Guttikonda Bilam, also known as Guthikonda Bilam, is a historic cave and a hill in Piduguralla Mandal, Guntur District of Andhra Pradesh, India. Guttikonda or Guthikonda is the name of a nearby village, while "Bilam" is the Sanskrit word for "cave". There are several caves in the region, collectively known as "Guthikonda Caves"; Guttikonda Bilam is the most well-known of these caves.

The cave is located around 3 km south of the Guttikonda village, which lies 15 km from Piduguralla, in the Guntur district.

Biology 

No publications report on the biology of the cave till 2008. It was Mr.

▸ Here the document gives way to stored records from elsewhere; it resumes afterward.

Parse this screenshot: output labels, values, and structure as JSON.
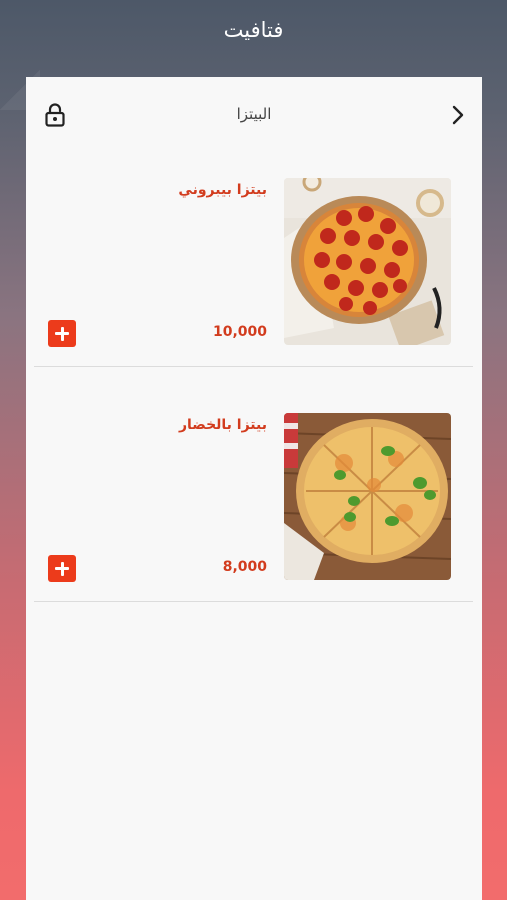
{
  "app": {
    "title": "فتافيت"
  },
  "category": {
    "title": "البيتزا"
  },
  "items": [
    {
      "name": "بيتزا بيبروني",
      "price": "10,000",
      "image": "pepperoni-pizza-photo"
    },
    {
      "name": "بيتزا بالخضار",
      "price": "8,000",
      "image": "vegetable-pizza-photo"
    }
  ],
  "icons": {
    "lock": "lock-icon",
    "back": "chevron-right-icon",
    "add": "plus-icon"
  },
  "colors": {
    "accent": "#ec3b1b",
    "price_text": "#d23c1e",
    "panel": "#f8f8f8"
  }
}
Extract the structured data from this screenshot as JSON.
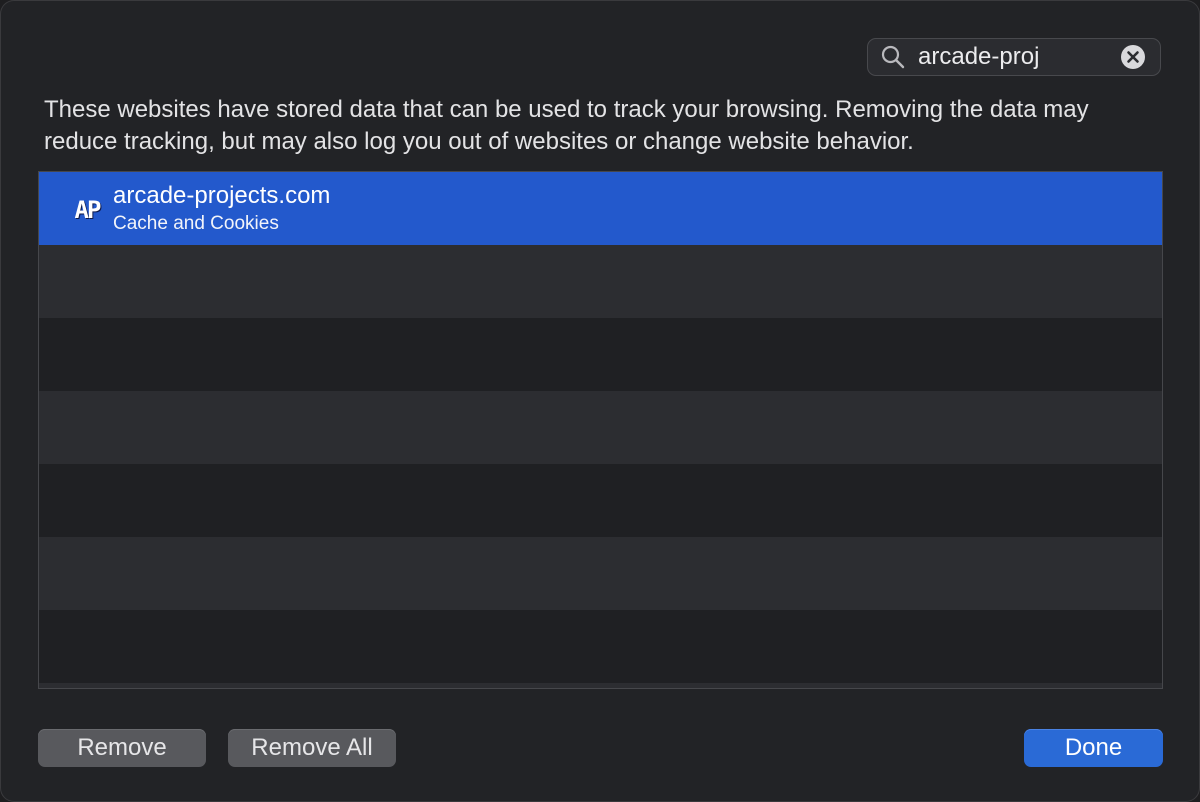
{
  "search": {
    "value": "arcade-proj"
  },
  "description": "These websites have stored data that can be used to track your browsing. Removing the data may reduce tracking, but may also log you out of websites or change website behavior.",
  "sites": [
    {
      "icon": "ap-site-icon",
      "icon_text": "AP",
      "domain": "arcade-projects.com",
      "data_types": "Cache and Cookies",
      "selected": true
    }
  ],
  "buttons": {
    "remove_label": "Remove",
    "remove_all_label": "Remove All",
    "done_label": "Done"
  },
  "colors": {
    "window_bg": "#222326",
    "selection": "#2359cc",
    "primary_button": "#2a6ad6",
    "secondary_button": "#58595d",
    "stripe": "#2c2d31"
  }
}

Shabuddin Shaik, an enthusiastic M. Sc zoology student of Acharya Nagarjuna University, who discovered tiny milky white creature for the first time in cave Guthikonda. Later isopod taxonomist decided to open a new chapter in Indian Phreatoicidea and identified as a new genus and species and named as Andhracoides shabuddin  in honor of Mr. Shabuddin Shaik by naming the new species for "his child-like curiosity and inherent scientific interest at Taxonomy, Biodiversity & his concern for environment."

The plankton samples of the cave pools, however, yielded only a dense population of stygophilic Mesocyclops sp also during his first visit.